Setting folder and file permissions gives you some network security, but it doesn’t secure your PC desktop. When you use the NT file system (NTFS) in Vista, however, you can set file permissions at the local PC level. That means that a user sitting down at a PC, not just a user accessing the resource across a network, is bound by NTFS permissions.
NTFS permissions, which can be set only on drives partitioned with NTFS, can be assigned to drives and folders, just like sharing permissions, but they also can be assigned to individual files. Unlike sharing permissions, in which the default setting for a resource is Not Shared, NTFS permissions are set to allow access by default.
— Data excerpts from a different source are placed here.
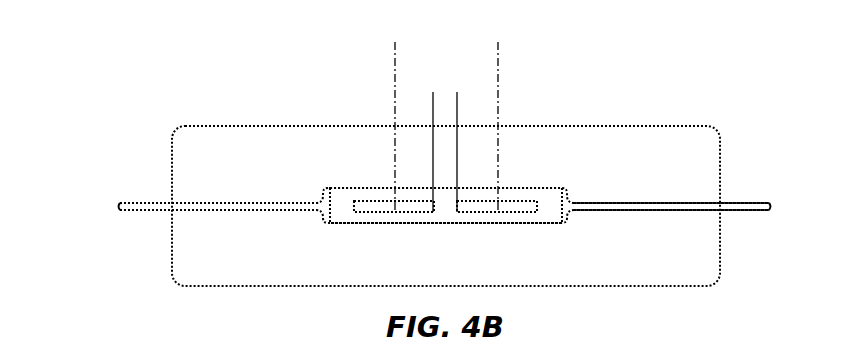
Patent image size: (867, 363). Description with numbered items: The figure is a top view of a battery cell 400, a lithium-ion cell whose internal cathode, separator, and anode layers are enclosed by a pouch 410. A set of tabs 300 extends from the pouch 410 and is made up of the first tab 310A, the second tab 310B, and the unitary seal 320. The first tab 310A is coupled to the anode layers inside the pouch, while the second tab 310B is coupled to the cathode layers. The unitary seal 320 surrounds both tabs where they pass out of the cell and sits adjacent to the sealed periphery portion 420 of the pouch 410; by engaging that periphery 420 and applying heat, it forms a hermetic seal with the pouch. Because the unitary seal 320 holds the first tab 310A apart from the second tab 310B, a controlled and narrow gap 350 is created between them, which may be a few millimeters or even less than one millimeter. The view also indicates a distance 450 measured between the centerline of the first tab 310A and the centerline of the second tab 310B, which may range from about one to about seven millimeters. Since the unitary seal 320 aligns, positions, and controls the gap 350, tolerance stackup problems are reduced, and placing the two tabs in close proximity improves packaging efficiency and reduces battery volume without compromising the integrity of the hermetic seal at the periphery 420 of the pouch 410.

The battery cell 400 is at (75, 42).
The pouch 410 is at (687, 125).
The set of tabs 300 is at (570, 198).
The unitary seal 320 is at (310, 202).
The first tab 310A is at (332, 218).
The second tab 310B is at (568, 212).
The sealed periphery portion 420 is at (745, 202).
The distance 450 is at (395, 51).
The gap 350 is at (403, 106).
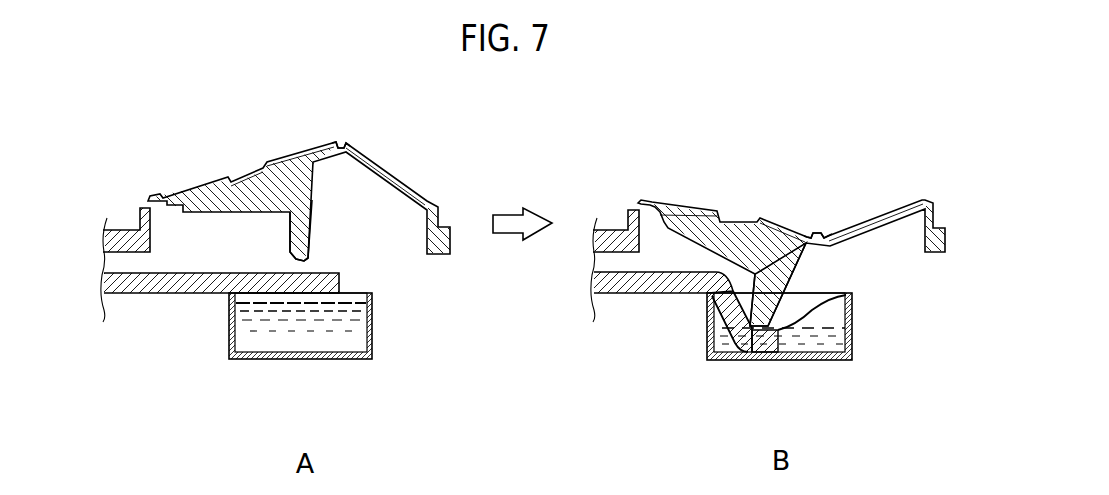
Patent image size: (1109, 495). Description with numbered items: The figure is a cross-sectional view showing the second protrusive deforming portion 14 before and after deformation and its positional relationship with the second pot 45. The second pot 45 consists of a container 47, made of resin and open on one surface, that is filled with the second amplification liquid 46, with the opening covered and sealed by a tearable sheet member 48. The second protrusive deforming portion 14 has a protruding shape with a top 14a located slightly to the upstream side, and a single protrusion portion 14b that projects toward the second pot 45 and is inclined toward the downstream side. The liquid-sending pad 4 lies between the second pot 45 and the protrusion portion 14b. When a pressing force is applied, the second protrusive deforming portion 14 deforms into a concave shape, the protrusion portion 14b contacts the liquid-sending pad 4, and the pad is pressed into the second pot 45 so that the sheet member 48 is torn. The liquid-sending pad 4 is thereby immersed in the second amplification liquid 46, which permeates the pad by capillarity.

The liquid-sending pad 4 is at (143, 294).
The second protrusive deforming portion 14 is at (288, 153).
The top 14a is at (340, 142).
The protrusion portion 14b is at (318, 245).
The second pot 45 is at (359, 378).
The second amplification liquid 46 is at (301, 344).
The container 47 is at (369, 338).
The sheet member 48 is at (350, 301).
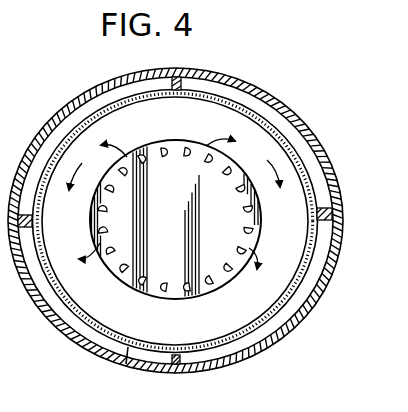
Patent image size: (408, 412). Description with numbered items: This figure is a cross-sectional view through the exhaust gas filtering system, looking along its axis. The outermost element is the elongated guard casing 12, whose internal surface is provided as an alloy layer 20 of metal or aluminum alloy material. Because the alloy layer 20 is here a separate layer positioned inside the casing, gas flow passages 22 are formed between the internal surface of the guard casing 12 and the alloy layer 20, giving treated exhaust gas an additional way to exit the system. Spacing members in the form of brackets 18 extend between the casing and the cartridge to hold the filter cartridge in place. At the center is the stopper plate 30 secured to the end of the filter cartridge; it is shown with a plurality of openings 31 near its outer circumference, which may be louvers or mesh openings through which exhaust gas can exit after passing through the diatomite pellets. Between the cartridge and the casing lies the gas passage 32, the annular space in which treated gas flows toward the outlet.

The guard casing 12 is at (267, 88).
The bracket 18 is at (178, 79).
The alloy layer 20 is at (127, 363).
The gas flow passages 22 is at (277, 114).
The stopper plate 30 is at (183, 208).
The openings 31 is at (142, 287).
The gas passage 32 is at (194, 128).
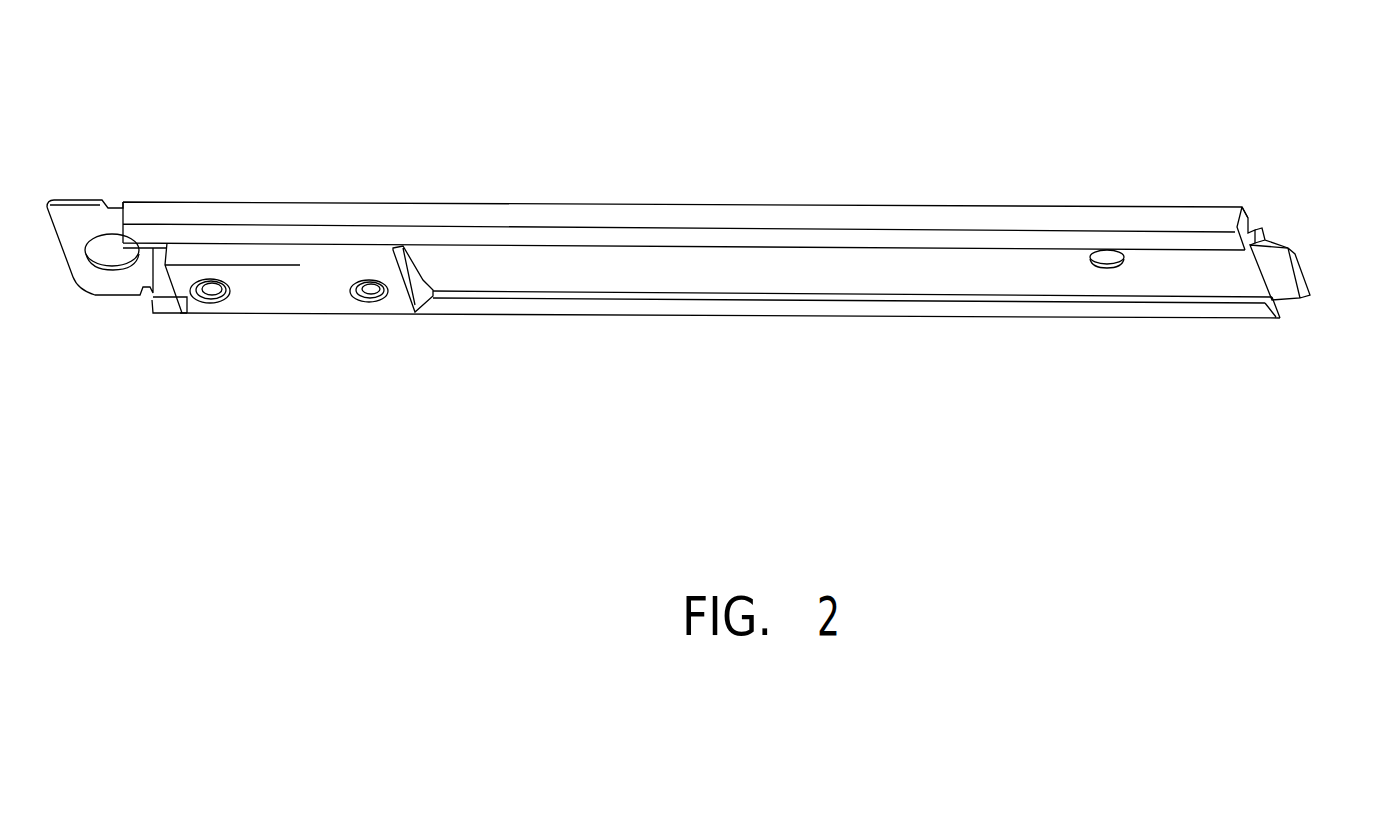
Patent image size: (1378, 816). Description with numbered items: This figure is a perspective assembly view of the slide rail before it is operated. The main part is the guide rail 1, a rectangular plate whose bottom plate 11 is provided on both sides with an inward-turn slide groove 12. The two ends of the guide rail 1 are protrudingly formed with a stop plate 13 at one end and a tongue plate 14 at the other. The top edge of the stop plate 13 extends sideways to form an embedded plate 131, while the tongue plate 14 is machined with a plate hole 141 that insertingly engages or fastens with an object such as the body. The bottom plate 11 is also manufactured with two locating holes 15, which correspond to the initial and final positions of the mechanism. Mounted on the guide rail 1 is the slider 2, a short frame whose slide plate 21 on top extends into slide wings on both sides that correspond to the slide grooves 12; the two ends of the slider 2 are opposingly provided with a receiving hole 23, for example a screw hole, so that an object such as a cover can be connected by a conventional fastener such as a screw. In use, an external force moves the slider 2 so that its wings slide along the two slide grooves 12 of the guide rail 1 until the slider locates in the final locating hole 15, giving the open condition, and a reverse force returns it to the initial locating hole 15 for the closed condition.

The guide rail 1 is at (610, 204).
The bottom plate 11 is at (807, 273).
The slide groove 12 is at (1253, 232).
The stop plate 13 is at (1260, 233).
The embedded plate 131 is at (1290, 285).
The tongue plate 14 is at (59, 220).
The plate hole 141 is at (112, 252).
The locating hole 15 is at (1110, 250).
The slider 2 is at (293, 300).
The slide plate 21 is at (327, 302).
The receiving hole 23 is at (368, 300).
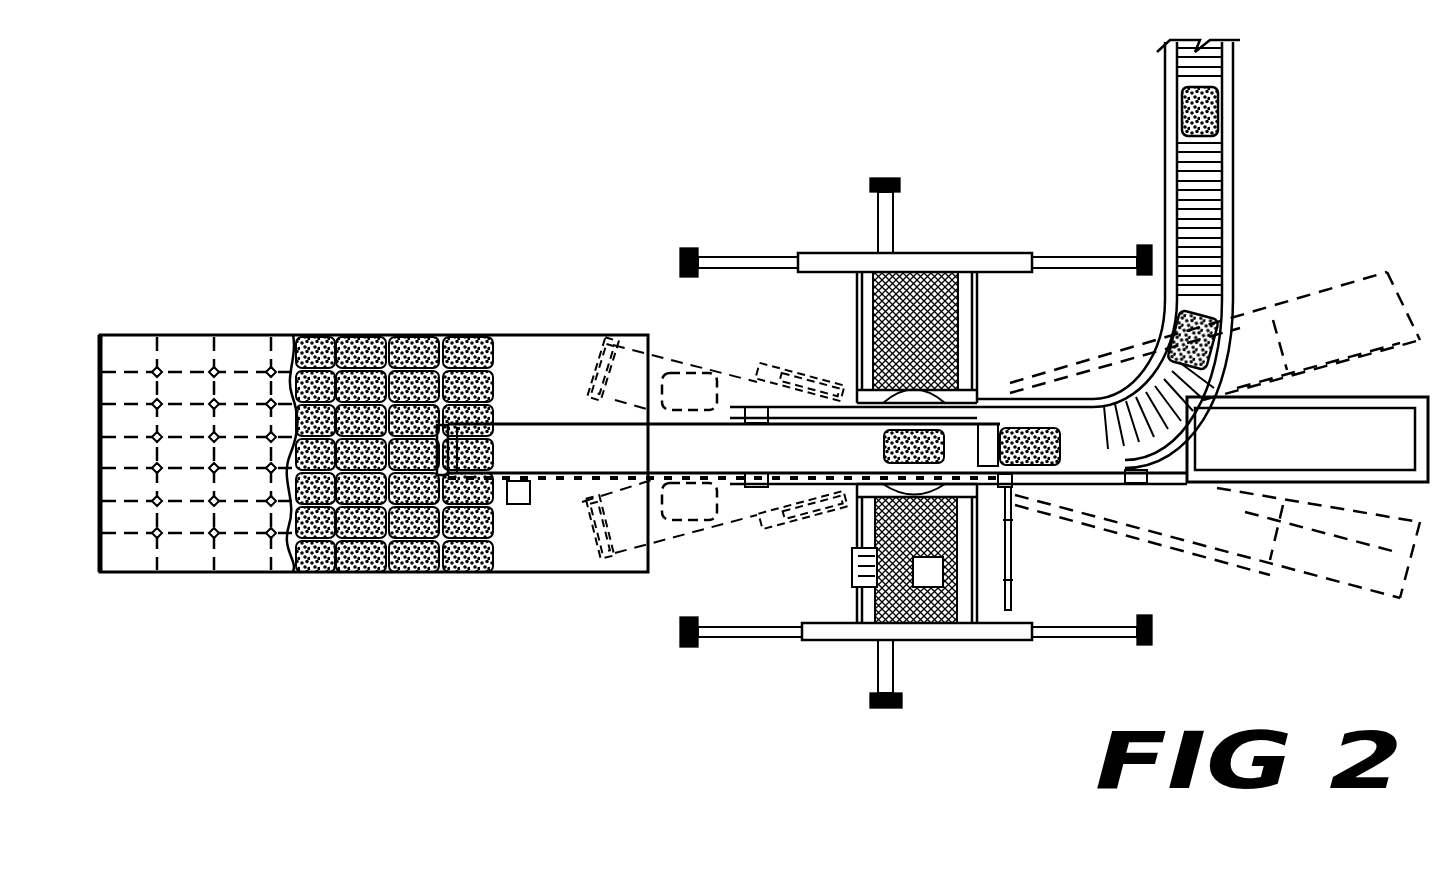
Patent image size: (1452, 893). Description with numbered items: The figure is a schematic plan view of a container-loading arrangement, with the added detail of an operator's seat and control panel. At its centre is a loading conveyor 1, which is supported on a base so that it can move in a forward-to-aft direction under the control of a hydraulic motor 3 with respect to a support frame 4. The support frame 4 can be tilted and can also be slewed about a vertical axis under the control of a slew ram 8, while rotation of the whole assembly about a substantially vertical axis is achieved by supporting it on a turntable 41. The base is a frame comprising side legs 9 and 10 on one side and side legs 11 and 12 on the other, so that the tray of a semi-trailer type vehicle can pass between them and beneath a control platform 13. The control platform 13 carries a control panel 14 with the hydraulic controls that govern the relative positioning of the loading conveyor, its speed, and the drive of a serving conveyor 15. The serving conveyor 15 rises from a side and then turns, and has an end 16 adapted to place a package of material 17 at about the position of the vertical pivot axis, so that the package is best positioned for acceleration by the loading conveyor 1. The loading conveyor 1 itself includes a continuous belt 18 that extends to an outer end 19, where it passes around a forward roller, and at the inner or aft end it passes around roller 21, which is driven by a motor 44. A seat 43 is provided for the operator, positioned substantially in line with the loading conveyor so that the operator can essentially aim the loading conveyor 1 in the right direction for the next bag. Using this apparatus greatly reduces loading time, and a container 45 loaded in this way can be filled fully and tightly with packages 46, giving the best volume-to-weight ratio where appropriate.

NTFS offers many more types of permission than the sharing permissions discussed in the previous section. For folders, you can assign these permissions:
- List Folder Contents: View a folder’s contents
- Read: View a folder’s contents, open files, and view file and folder attributes
- Read & Execute: Same as Read, plus the ability to move through folders to reach other folders, even if no permission is granted for those folders
- Write: Same as Read, plus the ability to create and edit subfolders and change attributes
- Modify: Combination of Read & Execute and Write, plus the ability to delete the folder
- Full Control: Same as Modify, plus the ability to change permissions, take ownership, and delete subfolders and files
Special Permissions: Allows you to customize permissions on folders by selecting the individual components of the standard sets of permissions
The list of permissions for individual files is the same, except for the List Folder Contents permission. For files, you can assign these permissions:
- Read: Open the file and view its attributes, ownership, and permissions
- Read & Execute: Same as Read, plus the ability to run applications
- Write: Same as Read, plus the ability to change file content and attributes
- Modify: Same as Write and Read & Execute combined, plus the ability to delete the file
- Full Control: Same as Modify, plus the ability to change permissions and take ownership
- Special Permissions: Allows you to customize permissions on files by selecting the individual components of the standard sets of permissions
Just like sharing permissions, NTFS permissions can be set to Allow with the Allow check box. Permissions are cumulative and can be inherited from parent folders or drives. NTFS permissions can also be set to Deny, but you should use Deny sparingly because it overrides more lenient permissions. For example, if you set Read access for a folder to Deny and the drive on which the folder resides allows Full Control, everything on that drive will have Full Control access except for that folder, which will have no access at all.
To set NTFS permissions, use the Security tab on the Properties page for a folder or file.